According to Brian Rudick, an analyst at GSR, the change in estimation is influenced by several factors. Rudick highlighted the lack of engagement from the SEC, potential political pressure against approving digital asset ETFs, and an ongoing investigation into whether Ether qualifies as a security. These factors collectively diminish the odds of approval.

Rudick also speculated that the approval process for spot Ether ETFs might extend well into 2025 or 2026, potentially involving litigation due to the complexities surrounding the regulatory environment.

In a notable shift, Rudick mentioned that some ETF applications have been amended to include Ether staking. While this could enhance the attractiveness of such ETFs, it also introduces additional complexities to the approval process. Rudick suggested that this move might either provoke a response from the SEC or indicate a concession to a delayed approval, potentially lowering the odds for May.

Similarly, Bloomberg ETF analysts have also adjusted their estimates, now placing the likelihood of a spot Ether ETF approval in May at 30%. This contrasts with their earlier projections, which were more optimistic, indicating a challenging regulatory landscape for Ether ETFs.

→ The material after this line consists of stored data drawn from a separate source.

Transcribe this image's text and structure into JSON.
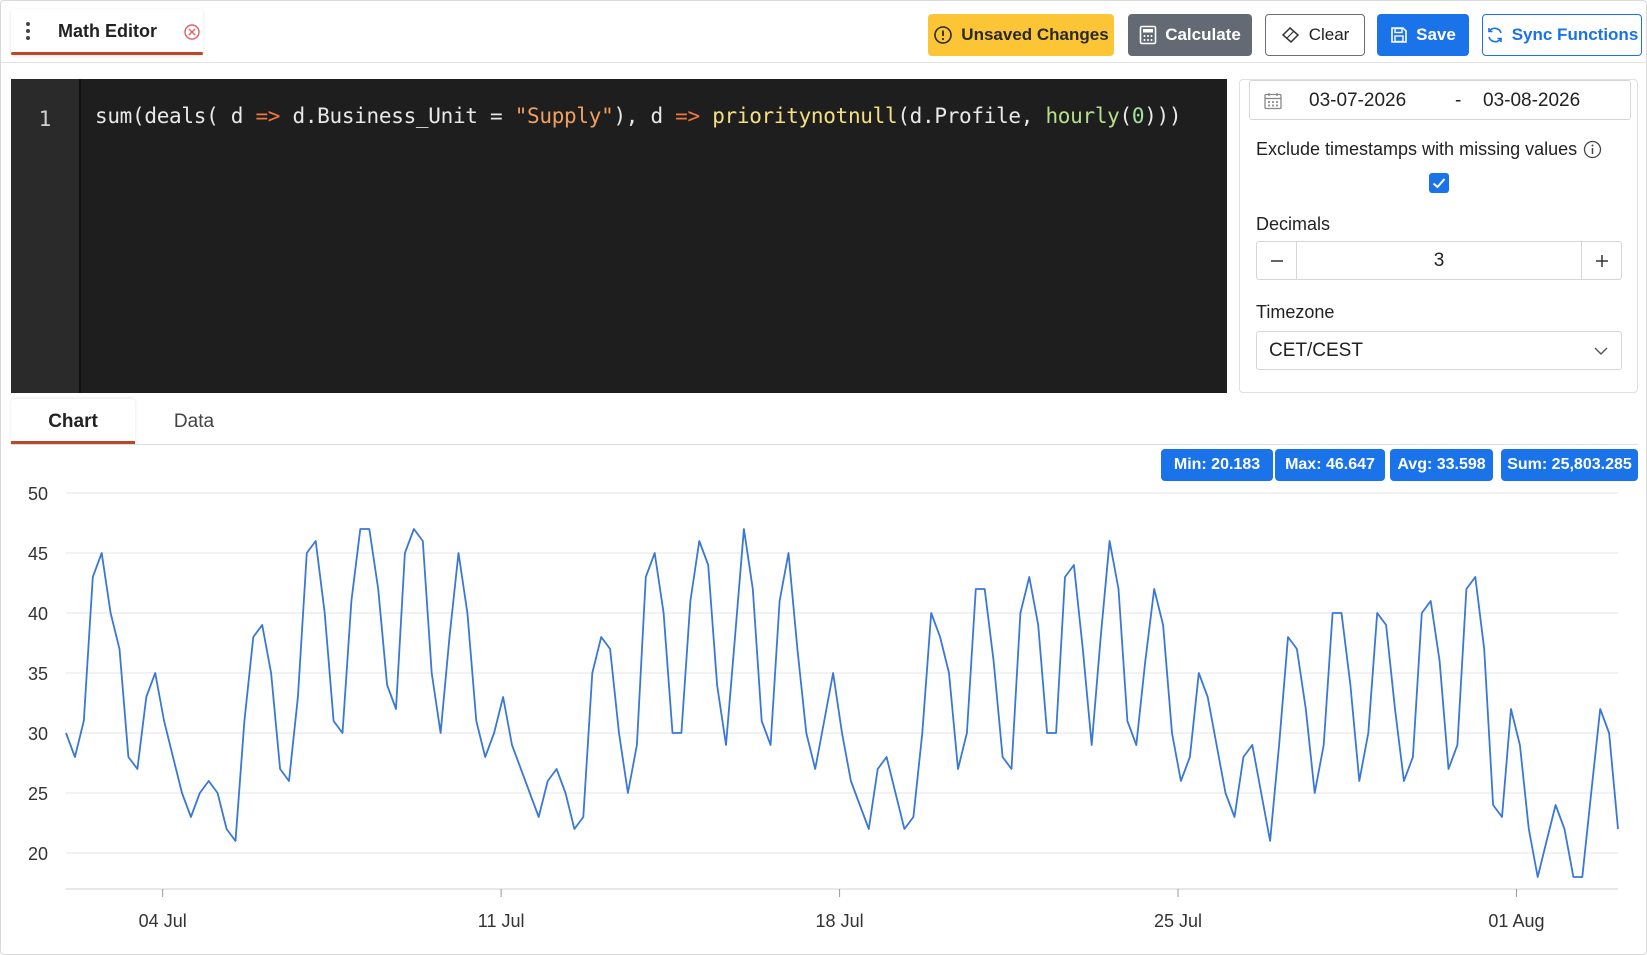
{
  "doc_tab": {
    "title": "Math Editor"
  },
  "toolbar": {
    "unsaved_label": "Unsaved Changes",
    "calculate_label": "Calculate",
    "clear_label": "Clear",
    "save_label": "Save",
    "sync_label": "Sync Functions"
  },
  "editor": {
    "line_number": "1",
    "tokens": [
      "sum(deals( d ",
      "=>",
      " d.Business_Unit = ",
      "\"Supply\"",
      "), d ",
      "=>",
      " ",
      "prioritynotnull",
      "(d.Profile, ",
      "hourly",
      "(",
      "0",
      ")))"
    ]
  },
  "panel": {
    "date_from": "03-07-2026",
    "date_sep": "-",
    "date_to": "03-08-2026",
    "exclude_label": "Exclude timestamps with missing values",
    "exclude_checked": true,
    "decimals_label": "Decimals",
    "decimals_value": "3",
    "timezone_label": "Timezone",
    "timezone_value": "CET/CEST"
  },
  "tabs": {
    "chart": "Chart",
    "data": "Data"
  },
  "stats": {
    "min": "Min: 20.183",
    "max": "Max: 46.647",
    "avg": "Avg: 33.598",
    "sum": "Sum: 25,803.285"
  },
  "colors": {
    "accent": "#1a73e8",
    "warning": "#fbc535",
    "tab_underline": "#b84a2a",
    "line": "#3a78d6"
  },
  "chart_data": {
    "type": "line",
    "ylim": [
      18,
      50
    ],
    "yticks": [
      20,
      25,
      30,
      35,
      40,
      45,
      50
    ],
    "xtick_labels": [
      "04 Jul",
      "11 Jul",
      "18 Jul",
      "25 Jul",
      "01 Aug"
    ],
    "xtick_days": [
      3,
      10,
      17,
      24,
      31
    ],
    "x_start_day": 1,
    "x_end_day": 33.1,
    "series": [
      {
        "values": [
          30,
          28,
          31,
          43,
          45,
          40,
          37,
          28,
          27,
          33,
          35,
          31,
          28,
          25,
          23,
          25,
          26,
          25,
          22,
          21,
          31,
          38,
          39,
          35,
          27,
          26,
          33,
          45,
          46,
          40,
          31,
          30,
          41,
          47,
          47,
          42,
          34,
          32,
          45,
          47,
          46,
          35,
          30,
          38,
          45,
          40,
          31,
          28,
          30,
          33,
          29,
          27,
          25,
          23,
          26,
          27,
          25,
          22,
          23,
          35,
          38,
          37,
          30,
          25,
          29,
          43,
          45,
          40,
          30,
          30,
          41,
          46,
          44,
          34,
          29,
          38,
          47,
          42,
          31,
          29,
          41,
          45,
          37,
          30,
          27,
          31,
          35,
          30,
          26,
          24,
          22,
          27,
          28,
          25,
          22,
          23,
          30,
          40,
          38,
          35,
          27,
          30,
          42,
          42,
          36,
          28,
          27,
          40,
          43,
          39,
          30,
          30,
          43,
          44,
          37,
          29,
          38,
          46,
          42,
          31,
          29,
          36,
          42,
          39,
          30,
          26,
          28,
          35,
          33,
          29,
          25,
          23,
          28,
          29,
          25,
          21,
          29,
          38,
          37,
          32,
          25,
          29,
          40,
          40,
          34,
          26,
          30,
          40,
          39,
          32,
          26,
          28,
          40,
          41,
          36,
          27,
          29,
          42,
          43,
          37,
          24,
          23,
          32,
          29,
          22,
          18,
          21,
          24,
          22,
          18,
          18,
          25,
          32,
          30,
          22
        ]
      }
    ]
  }
}
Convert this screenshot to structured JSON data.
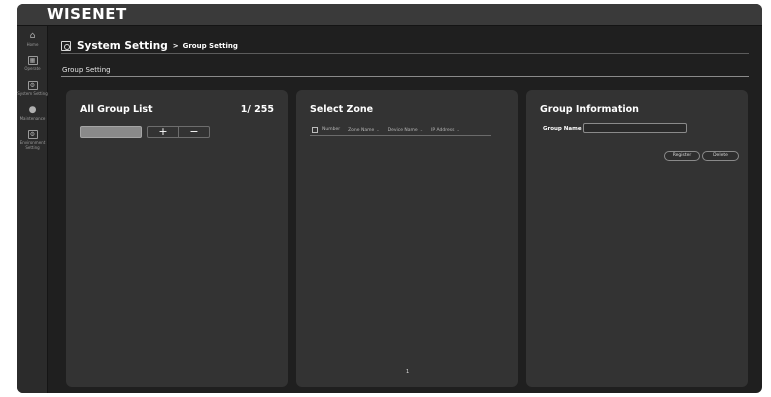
{
  "app": {
    "logo": "WISENET"
  },
  "sidebar": {
    "items": [
      {
        "label": "Home",
        "icon": "home-icon"
      },
      {
        "label": "Operate",
        "icon": "operate-icon"
      },
      {
        "label": "System Setting",
        "icon": "system-setting-icon"
      },
      {
        "label": "Maintenance",
        "icon": "maintenance-icon"
      },
      {
        "label": "Environment Setting",
        "icon": "environment-icon"
      }
    ]
  },
  "header": {
    "title": "System Setting",
    "separator": ">",
    "subtitle": "Group Setting"
  },
  "tab": {
    "label": "Group Setting"
  },
  "group_list": {
    "title": "All Group List",
    "count": "1/ 255",
    "add_label": "+",
    "remove_label": "−"
  },
  "select_zone": {
    "title": "Select Zone",
    "columns": [
      {
        "label": "Number",
        "sortable": false
      },
      {
        "label": "Zone Name",
        "sortable": true
      },
      {
        "label": "Device Name",
        "sortable": true
      },
      {
        "label": "IP Address",
        "sortable": true
      }
    ],
    "sort_glyph": "⌄",
    "page": "1"
  },
  "group_info": {
    "title": "Group Information",
    "name_label": "Group Name",
    "name_value": "",
    "register_label": "Register",
    "delete_label": "Delete"
  },
  "colors": {
    "background": "#1f1f1f",
    "topbar": "#3a3a3a",
    "panel": "#333333",
    "text": "#ffffff"
  }
}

James Seyffart, a Bloomberg analyst, expressed growing pessimism, noting a lack of progress in the approval process as the deadline approaches. With little movement observed, optimism surrounding the approval of Ether ETFs seems to be waning.

Overall, both GSR and Bloomberg analysts paint a cautious picture regarding the prospects of a spot Ether ETF approval in May, highlighting regulatory uncertainties and the potential for prolonged approval processes.